I’m slightly nervous as he scans my items; will I slow him down by not having my card ready? What if I can’t move the cart out of the way fast enough? Will I stumble over my words when he asks me,
“Did you find everything you needed?”
I wake up from my reverie and nod, dumbly. Those eyes, so powerful, like tractor beams. Finally I find my voice.
“Yes. Yes, I did.” I look down briefly at all the extra things in my cart I hadn’t intended to buy. “And then some.” I lift one corner of my mouth in a wry smile. I look at those eyes, hoping he got my feeble joke.
He nodded knowingly. Beep, beep, beep, taptaptaptaptap, beep…
“Yeah, it happens.” A small smile. Just for me.
“Ah, yes, are these my organic strawberries?” he asks as he places them into the cart. I am confused for a moment. Questions rush through my head: Could he not read the label? Are all the strawberries his, or only the organic ones? Does everything in the store belong to him?
I can come to only one conclusion: he asked a question with an overly obvious answer just to flirt with me. I nod, and dammit if I didn’t also blush a little. Me! In all my middle-aged hausfrau glory! Blushing!
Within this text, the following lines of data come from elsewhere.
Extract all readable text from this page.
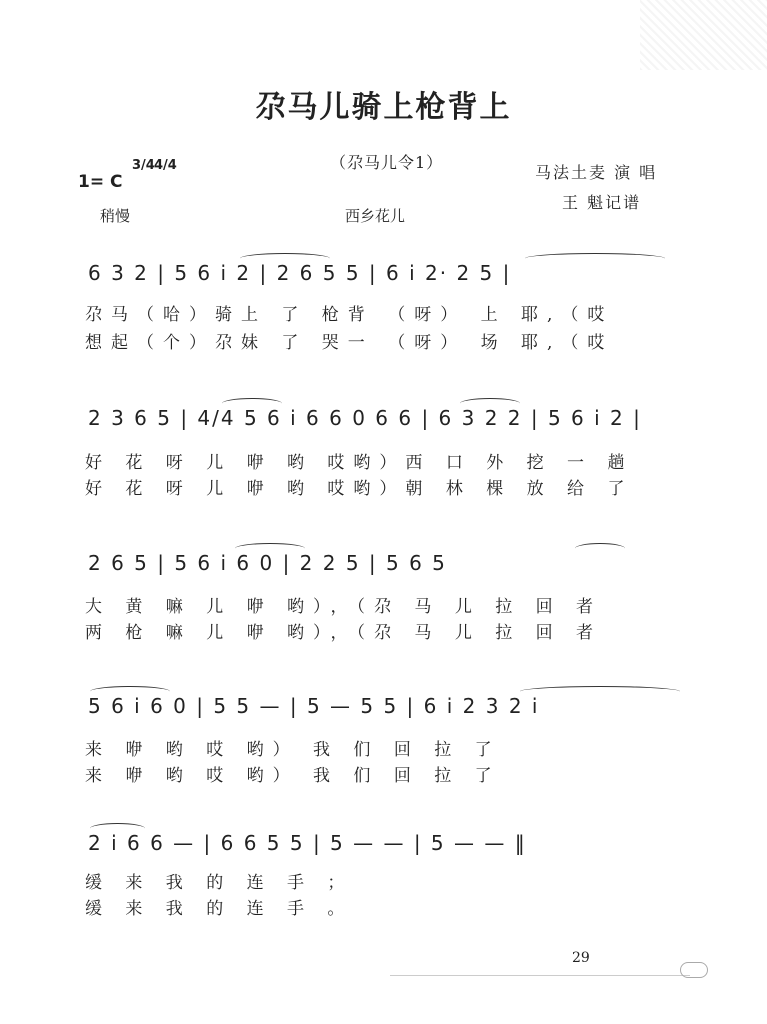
尕马儿骑上枪背上
（尕马儿令1）
马法土麦 演 唱
王 魁记谱
1= C
3/4 4/4
稍慢	西乡花儿
6 3 2 | 5 6 i 2 | 2 6 5 5 | 6 i 2· 2 5 |
尕马（哈）骑上 了 枪背 （呀） 上 耶,（哎
想起（个）尕妹 了 哭一 （呀） 场 耶,（哎
2 3 6 5 | 4/4 5 6 i 6 6 0 6 6 | 6 3 2 2 | 5 6 i 2 |
好 花 呀 儿 咿 哟 哎哟）西 口 外 挖 一 趟
好 花 呀 儿 咿 哟 哎哟）朝 林 棵 放 给 了
2 6 5 | 5 6 i 6 0 | 2 2 5 | 5 6 5
大 黄 嘛 儿 咿 哟），（尕 马 儿 拉 回 者
两 枪 嘛 儿 咿 哟），（尕 马 儿 拉 回 者
5 6 i 6 0 | 5 5 — | 5 — 5 5 | 6 i 2 3 2 i
来 咿 哟 哎 哟） 我 们 回 拉 了
来 咿 哟 哎 哟） 我 们 回 拉 了
2 i 6 6 — | 6 6 5 5 | 5 — — | 5 — — ‖
缓 来 我 的 连 手 ；
缓 来 我 的 连 手 。
29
I fumble with my bag, unzipping it to find my wallet. I feel slow, awkward. I pull my credit card from its pocket and wait with it, poised over the machine. I know that I can put it in before he finishes ringing the groceries up, but part of me wants the dramatic moment, that moment when he triumphantly gives me the total, I acknowledge it, then gracefully and deliberately shove my card into its slot, hopefully with some measure of finesse.
I’m almost done, I think. Almost to the finish line. Just one more thing and I can focus on moving my cart out of this great man’s way. Do you want cash back? the machine asks. Concentrate, I think, do I? Do I need cash? No. But which button do I push? A moment’s panic as I jam my finger onto the orange button, hoping it’s the right one, too proud to pull out my reading glasses. I wait for the approval, the air feels tense. I can’t look at him. Finally, the sound of a doorbell rings and I pull my card from its slot. Approved. I am approved. My shoulders relax slightly. Our eyes meet again as he hands me the receipt.
“You have a really great day, OK?”
I nod dumbly as I shove the receipt and my card into my pocket.
“I will! You too!” I say, but it’s louder than I want it to be. I want to know if he noticed, but I’m too scared to look up. I wheel the cart to the counter and I shove my groceries willy-nilly into bags, but I can’t help but think that Aldi Guy is watching me out of the corner of his eye, silently condemning me for my lack of organization (the horror of putting my bread at the bottom of the bag, and not putting my refrigerated items together!), not to mention my lack of efficiency. He is kind, but he knows he’s so much better at everything than I am. He is Aldi Guy, after all.
I somehow make it out to my car to unload. I take my cart back to the corral, and have my usual tug-of-war to retrieve my quarter. I get back in my car, and as I throw my handbag onto the seat, my grocery list slips out. I only see one item on the list, not crossed off and it’s magnified as if in bold print: MUSTARD. I forgot mustard.
I smile as I turn out of the parking lot. Well, well, well, I say to myself.
I guess I’ll just have to come back tomorrow.